In adults, as the progressive trigger of growth is removed, progressive rates tend to slow down, and the focus of treatment is on stabilizing the spine, pain management, and reducing the size of the scoliotic curve back to where it was prior to becoming painful.
The second most common type of scoliosis to affect adults is known as de novo scoliosis and/or degenerative scoliosis; this develops fresh in adulthood with no prior history with the condition, unlike idiopathic scoliosis in adults.
Degenerative scoliosis is caused by age-related spinal degeneration and the cumulative effect of negative lifestyle choices.
When it comes to diagnosing scoliosis, when mild, this can be difficult to achieve as the condition’s early signs are often too subtle for anyone, other than experts trained in the subtle telltale signs of scoliosis, to recognize.
While there are never guarantees, the sooner treatment is started, the better; scoliosis is virtually guaranteed to get worse over time, and as progression occurs, the condition only gets more complex to treat.
While it can be difficult to imagine a person living with an unnaturally-curved spine without knowing, this is a common scenario.
The Scoliosis Research Society has current estimates at close to seven million people living with scoliosis in the United States alone, and this is only an estimate including known diagnosed cases; if the number of people living with the condition unaware could somehow be quantified, that number would likely increase exponentially.
The challenge of early detection is being able to recognize the condition’s subtle signs when mild, and this is why most patients are diagnosed after they’ve progressed into the moderate stage of progression as this is when related postural changes tend to become more overt.
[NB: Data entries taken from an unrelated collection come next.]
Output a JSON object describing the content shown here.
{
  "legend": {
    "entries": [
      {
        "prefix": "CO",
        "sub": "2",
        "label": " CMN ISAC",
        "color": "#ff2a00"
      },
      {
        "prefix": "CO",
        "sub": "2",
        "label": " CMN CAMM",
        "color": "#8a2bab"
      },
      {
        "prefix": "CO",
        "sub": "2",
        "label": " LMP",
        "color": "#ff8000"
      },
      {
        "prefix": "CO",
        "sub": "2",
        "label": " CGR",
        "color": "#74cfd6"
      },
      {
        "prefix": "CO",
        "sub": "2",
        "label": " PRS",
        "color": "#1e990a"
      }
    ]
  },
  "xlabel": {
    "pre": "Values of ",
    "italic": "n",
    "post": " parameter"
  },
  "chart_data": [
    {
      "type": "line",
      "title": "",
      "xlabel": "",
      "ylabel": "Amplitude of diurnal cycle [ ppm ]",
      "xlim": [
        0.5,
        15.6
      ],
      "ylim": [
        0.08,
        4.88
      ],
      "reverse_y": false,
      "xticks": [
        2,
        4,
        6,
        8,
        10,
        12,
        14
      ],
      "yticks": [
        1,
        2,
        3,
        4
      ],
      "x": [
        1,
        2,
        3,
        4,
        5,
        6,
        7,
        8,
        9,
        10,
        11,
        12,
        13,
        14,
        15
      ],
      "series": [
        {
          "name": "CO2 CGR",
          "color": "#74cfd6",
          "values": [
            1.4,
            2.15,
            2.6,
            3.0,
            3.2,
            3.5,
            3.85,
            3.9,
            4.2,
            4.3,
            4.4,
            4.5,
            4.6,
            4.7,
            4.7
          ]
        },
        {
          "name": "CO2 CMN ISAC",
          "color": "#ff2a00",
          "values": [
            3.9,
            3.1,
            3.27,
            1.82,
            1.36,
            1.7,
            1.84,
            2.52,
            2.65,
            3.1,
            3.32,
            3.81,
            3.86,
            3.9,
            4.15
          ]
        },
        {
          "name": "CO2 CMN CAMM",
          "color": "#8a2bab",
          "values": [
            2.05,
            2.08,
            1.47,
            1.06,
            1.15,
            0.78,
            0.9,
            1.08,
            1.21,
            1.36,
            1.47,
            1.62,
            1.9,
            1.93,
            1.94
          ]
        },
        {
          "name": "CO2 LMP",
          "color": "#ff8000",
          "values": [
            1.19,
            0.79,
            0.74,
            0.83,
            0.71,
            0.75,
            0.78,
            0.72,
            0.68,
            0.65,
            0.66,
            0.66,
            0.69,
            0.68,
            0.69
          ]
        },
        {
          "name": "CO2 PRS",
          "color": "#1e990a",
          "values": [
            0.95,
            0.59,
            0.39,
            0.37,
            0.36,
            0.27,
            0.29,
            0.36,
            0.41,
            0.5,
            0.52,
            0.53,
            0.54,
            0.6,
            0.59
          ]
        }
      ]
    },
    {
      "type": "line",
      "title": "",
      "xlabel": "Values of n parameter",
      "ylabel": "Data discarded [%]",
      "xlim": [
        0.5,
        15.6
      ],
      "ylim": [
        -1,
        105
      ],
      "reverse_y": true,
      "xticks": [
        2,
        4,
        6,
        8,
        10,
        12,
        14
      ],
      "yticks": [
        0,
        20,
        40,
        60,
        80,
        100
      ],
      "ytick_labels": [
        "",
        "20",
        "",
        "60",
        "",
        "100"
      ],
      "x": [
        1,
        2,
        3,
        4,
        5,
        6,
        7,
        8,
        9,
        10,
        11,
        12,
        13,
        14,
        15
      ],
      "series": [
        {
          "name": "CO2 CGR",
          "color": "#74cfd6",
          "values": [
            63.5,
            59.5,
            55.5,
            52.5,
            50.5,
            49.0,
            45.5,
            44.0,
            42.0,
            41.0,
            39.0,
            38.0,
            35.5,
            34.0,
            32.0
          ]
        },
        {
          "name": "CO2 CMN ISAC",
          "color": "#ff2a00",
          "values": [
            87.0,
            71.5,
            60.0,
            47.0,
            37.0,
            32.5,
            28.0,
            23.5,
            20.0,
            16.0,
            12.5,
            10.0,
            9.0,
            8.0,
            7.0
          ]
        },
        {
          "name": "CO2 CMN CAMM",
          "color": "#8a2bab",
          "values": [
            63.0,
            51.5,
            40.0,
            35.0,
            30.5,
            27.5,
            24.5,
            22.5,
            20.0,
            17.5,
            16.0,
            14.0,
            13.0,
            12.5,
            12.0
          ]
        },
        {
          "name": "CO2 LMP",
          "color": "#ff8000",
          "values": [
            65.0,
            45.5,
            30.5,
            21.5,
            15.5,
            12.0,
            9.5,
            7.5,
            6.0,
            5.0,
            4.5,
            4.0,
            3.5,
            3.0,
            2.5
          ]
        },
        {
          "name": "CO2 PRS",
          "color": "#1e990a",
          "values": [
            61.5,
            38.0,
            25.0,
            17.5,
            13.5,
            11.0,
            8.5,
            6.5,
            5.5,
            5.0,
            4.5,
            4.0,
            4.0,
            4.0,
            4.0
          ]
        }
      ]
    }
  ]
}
The more severe a condition gets, the more uneven forces are introduced to the body, and the more noticeable its effects are likely to be; in children, the most noticeable effect is postural deviation, and in adults, it’s pain.
Knowing the condition’s early signs can help lead to early detection, and while there are never treatment guarantees, early detection and intervention is associated with treatment success.
Even adults who have been progressing unaware since adolescence and have experienced significant progression by the time they receive their diagnosis, condition improvement can be worked towards, and regardless of age or severity, the best time to start scoliosis treatment is always now.